MECANISMOS DE AUTO-IMUNIDADE INDUZIDOS PELO HTLV-1
IMPLICADOS NO DESENVOLVIMENTO DE ARTROPATIAS
Tem sido descrito que a infecção pelo HTLV-1 induz
a expressão de moléculas do complexo principal de histocompatibilidade
(CPH/MHC) de classe I e II em células neuroblastômicas(8). Aono et
al(9) observaram indução similar de moléculas de MHC em células
sinoviais infectadas pelo HTLV-1. A alta expressão de MHC e conseqüente aumento
na apresentação de antígenos na sinóvia, além da alta produção de citocinas
pró-inflamatórias, induzidas pelo HTLV-1, sugere a participação do vírus no
desenvolvimento de auto-imunidade e artropatia em indivíduos infectados por
este vírus(10). Foi demonstrado, por exemplo, que o gene regulatório
tax do HTLV-1 pode ativar muitos genes relacionados à resposta imune, tais
como, os genes da IL-1, IL-2, do receptor de IL-1 e da IL-6. O aumento da
expressão de IL-6 por células sinoviais tem contribuído para a fisiopatologia
da artrite relacionada ao HTLV-1(11). Saijo et al(12)

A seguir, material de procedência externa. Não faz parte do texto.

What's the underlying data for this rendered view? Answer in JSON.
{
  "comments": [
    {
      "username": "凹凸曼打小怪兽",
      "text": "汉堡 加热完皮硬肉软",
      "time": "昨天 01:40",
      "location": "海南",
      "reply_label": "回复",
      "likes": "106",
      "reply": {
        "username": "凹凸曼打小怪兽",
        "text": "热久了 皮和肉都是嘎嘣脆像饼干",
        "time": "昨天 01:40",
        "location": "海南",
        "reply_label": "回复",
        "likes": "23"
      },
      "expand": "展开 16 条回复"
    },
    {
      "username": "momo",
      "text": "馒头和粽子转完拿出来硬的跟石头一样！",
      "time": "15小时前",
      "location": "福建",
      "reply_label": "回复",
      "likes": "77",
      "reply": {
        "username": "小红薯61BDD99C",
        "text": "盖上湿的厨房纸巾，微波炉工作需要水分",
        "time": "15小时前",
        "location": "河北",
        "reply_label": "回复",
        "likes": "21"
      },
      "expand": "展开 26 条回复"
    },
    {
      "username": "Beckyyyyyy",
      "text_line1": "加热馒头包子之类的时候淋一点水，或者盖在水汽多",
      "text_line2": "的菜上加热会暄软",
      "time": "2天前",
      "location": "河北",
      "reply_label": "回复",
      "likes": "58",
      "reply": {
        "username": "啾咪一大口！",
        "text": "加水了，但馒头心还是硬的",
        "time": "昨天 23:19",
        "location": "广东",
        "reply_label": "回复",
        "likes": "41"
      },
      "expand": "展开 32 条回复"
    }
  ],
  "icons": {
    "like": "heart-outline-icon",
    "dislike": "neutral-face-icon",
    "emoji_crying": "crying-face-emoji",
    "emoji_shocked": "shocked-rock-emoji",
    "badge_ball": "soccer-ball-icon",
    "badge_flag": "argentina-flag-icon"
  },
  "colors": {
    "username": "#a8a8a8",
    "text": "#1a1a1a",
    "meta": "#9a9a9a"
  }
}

demonstraram que a ativação de célula T pela IL-1 é importante para o
desenvolvimento de auto-imunidade e artrite em camundongos transgênicos. Outros
estudos em camundongos transgênicos sugerem que os elevados níveis de IL-2
previnem a apoptose das células T auto-reativas, mediada pelo Fas na periferia,
e isso representaria um mecanismo importante para o desenvolvimento de
artropatia auto-imune(13). Um outro mecanismo envolvido na
patogenicidade da artropatia inflamatória semelhante à artrite reumatóide (AR),
desenvolvida em camundongos transgênicos carreando a região env-pX do HTLV-1, é
a quebra de tolerância para auto-antígenos presentes nas articulações afetadas,
gerando expansão oligoclonal de células T(14). O gene tax do HTLV-1,
como demonstrado por Khoa et al(15) em modelo experimental,
pode também ativar um outro gene denominado de HOXD9 envolvido no
desenvolvimento de artrite.
Dentre as
várias explicações para o fenômeno de auto-imunidade em indivíduos infectados
pelo HTLV-1, encontra-se também o mimetismo molecular, caracterizado por uma
resposta imune ao agente infeccioso que reage cruzadamente com antígenos do
hospedeiro, resultando em doença. Esta hipótese tem sido implicada na patogênese do diabetes,
do lúpus e da esclerose múltipla em indivíduos infectados pelo vírus(16).